Yardstick competition DH is relying on yardstick competition to drive efficiency All NHS Trusts and private sector providers must trade at national tariff prices; National tariff based on average costs, by procedure, of NHS Trusts; Initially promised no Trust would be “bailed out” when unable to break even at national prices.

Article 56: free movement of capital A normal route for a new entrant is purchase of the assets of an established weak or insolvent firm; UK government promised English hospital market would be “contestable”; Impediments to competitive merger/takeover: (a) Legislation requires assets of a failing Trust be transferred to another DH organisation; (b) DH to determine allowable mergers; Four year delay producing an insolvency regime. Government to underwrite assets and prevent bankruptcy?
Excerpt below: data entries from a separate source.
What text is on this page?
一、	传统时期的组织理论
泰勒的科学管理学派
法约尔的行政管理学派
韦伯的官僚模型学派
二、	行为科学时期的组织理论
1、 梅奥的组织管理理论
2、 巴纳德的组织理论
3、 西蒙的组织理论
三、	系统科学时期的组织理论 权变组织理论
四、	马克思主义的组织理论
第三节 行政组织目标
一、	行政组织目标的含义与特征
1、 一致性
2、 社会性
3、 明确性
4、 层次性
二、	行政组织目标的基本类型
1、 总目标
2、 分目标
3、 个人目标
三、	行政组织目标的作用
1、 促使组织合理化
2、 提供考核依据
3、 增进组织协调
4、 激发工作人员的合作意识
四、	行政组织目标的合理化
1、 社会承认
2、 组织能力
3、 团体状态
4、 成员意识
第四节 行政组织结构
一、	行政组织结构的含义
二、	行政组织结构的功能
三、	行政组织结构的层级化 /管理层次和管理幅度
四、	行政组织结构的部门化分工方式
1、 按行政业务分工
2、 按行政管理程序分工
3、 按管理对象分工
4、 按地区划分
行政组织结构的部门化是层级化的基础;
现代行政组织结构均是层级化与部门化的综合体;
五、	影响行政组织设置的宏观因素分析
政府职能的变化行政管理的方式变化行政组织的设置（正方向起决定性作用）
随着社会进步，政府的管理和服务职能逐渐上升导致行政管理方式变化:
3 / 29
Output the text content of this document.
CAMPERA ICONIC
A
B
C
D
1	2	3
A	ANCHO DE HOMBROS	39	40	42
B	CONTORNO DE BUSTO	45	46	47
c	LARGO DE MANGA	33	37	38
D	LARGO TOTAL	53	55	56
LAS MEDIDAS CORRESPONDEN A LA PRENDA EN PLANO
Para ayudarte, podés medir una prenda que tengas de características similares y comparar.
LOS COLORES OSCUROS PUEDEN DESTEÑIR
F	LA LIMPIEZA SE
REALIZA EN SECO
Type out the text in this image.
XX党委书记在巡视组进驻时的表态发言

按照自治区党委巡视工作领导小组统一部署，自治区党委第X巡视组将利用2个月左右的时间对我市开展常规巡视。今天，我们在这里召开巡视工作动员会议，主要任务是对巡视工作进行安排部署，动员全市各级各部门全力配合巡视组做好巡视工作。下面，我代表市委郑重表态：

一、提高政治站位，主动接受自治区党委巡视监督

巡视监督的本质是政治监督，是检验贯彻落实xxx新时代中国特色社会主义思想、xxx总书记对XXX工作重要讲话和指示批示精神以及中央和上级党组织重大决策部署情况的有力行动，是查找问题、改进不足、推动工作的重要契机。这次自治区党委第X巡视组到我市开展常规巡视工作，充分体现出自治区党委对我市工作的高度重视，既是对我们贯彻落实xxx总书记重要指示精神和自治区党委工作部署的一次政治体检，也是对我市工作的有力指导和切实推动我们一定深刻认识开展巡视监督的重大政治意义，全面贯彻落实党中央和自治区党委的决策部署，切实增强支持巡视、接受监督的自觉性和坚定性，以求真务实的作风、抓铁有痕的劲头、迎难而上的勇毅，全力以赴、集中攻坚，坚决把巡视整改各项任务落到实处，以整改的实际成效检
Meaning of “Capital movements” Establishment and extension of branches or new undertakings belonging solely to the person providing the capital and the acquisation in full of existing undertakings; Participation in new or existing undertakings with a view to establishing or maintaining lasting economic links. Will existing and proposed English arrangements be challenged as impediments to free movement of capital?

Conclusions ECJ judgements on freedom of movement have had little effect on competition for hospital services or contributed to a more integrated health care market; EC and domestic competition law has been quiet; Is the hospital sector in Europe too politically sensitive for anyone to forward a competition agenda? EU and domestic regulators reluctant to act or potential plaintiffs too much to lose?